Norconex / crawlers

Norconex Crawlers (or spiders) are flexible web and filesystem crawlers for collecting, parsing, and manipulating data from the web or filesystem to various data repositories such as search engines.
https://opensource.norconex.com/crawlers
Apache License 2.0
183 stars 68 forks source link

Communicating Norconex Committer failures #647

Closed arunakanaparthy closed 3 years ago

arunakanaparthy commented 4 years ago

Hi, We have noticed that sometimes Norconex committer fails to index few documents for any reason. These failures cannot be communicated back to the crawl which updates the checksum and will not be picked up in the next incremental run. Even if we identify those documents and send them back to Norconex to crawl, they will still not be picked up for indexing as their checksum has been already been updated to the latest.

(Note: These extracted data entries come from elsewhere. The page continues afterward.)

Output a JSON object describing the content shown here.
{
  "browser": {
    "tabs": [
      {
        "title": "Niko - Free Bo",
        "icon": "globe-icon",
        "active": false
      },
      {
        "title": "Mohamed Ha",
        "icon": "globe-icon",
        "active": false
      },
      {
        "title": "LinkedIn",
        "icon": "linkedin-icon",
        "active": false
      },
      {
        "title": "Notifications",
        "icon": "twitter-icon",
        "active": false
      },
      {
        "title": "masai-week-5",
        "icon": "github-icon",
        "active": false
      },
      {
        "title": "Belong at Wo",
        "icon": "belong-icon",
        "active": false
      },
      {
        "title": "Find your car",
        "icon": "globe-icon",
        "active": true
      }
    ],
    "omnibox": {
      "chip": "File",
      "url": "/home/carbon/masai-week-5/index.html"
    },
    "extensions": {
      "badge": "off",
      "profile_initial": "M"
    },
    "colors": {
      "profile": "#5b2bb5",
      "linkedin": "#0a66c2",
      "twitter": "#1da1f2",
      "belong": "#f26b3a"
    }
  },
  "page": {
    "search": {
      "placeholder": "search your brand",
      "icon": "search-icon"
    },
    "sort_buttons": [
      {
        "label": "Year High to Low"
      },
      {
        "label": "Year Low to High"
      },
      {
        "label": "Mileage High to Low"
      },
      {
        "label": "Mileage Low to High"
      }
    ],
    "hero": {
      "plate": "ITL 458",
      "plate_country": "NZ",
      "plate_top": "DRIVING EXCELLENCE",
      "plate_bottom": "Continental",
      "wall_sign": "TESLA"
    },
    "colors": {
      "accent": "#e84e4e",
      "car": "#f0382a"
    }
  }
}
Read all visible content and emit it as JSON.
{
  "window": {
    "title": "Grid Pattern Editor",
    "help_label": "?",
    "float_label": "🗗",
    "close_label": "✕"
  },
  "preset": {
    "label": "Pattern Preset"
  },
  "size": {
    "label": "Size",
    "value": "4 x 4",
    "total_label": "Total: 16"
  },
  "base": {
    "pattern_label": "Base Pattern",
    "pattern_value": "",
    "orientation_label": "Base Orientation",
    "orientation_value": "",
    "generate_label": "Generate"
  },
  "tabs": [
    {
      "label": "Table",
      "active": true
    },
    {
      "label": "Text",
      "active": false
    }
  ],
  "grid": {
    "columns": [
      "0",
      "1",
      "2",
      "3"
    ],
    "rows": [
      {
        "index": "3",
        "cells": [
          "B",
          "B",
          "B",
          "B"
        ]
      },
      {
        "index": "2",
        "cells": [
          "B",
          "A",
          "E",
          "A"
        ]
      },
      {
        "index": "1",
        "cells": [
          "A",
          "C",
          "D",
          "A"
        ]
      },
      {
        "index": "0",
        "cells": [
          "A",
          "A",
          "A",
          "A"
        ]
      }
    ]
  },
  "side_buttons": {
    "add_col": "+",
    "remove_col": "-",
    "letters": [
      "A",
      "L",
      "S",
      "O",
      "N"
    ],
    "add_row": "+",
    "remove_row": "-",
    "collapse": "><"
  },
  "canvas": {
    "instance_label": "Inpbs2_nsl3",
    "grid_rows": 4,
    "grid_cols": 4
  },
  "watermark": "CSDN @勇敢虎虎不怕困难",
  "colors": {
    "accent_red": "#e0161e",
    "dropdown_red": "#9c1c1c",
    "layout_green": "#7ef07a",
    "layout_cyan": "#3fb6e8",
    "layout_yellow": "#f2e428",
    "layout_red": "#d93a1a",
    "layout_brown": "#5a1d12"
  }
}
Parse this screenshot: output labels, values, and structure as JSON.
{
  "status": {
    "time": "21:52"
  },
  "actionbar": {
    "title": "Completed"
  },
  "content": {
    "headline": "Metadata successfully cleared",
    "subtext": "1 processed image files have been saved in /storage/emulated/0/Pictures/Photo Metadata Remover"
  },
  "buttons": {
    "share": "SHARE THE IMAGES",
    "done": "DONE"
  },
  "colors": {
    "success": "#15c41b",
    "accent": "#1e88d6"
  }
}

Is there a way to address this problem and have Norconex pick up these failed documents for indexing in the next run?

Thanks, Aruna Kanaparthy

essiembre commented 4 years ago

The Committer will retry documents left in its queue on next run if they could not be submitted. From what you are describing, it seems the failure occurs in your repository, after the documents has left the Committer (e.g., queued in Solr until a commit occurs). If so, the Committer has no way to know this. Here are a few suggestions to get around that:

  1. Once in a while, delete your "workdir" (or just the "crawlstore") so all documents are re-crawled. Other than processing more documents, the main drawback of this approach is the possible miss of deleted pages.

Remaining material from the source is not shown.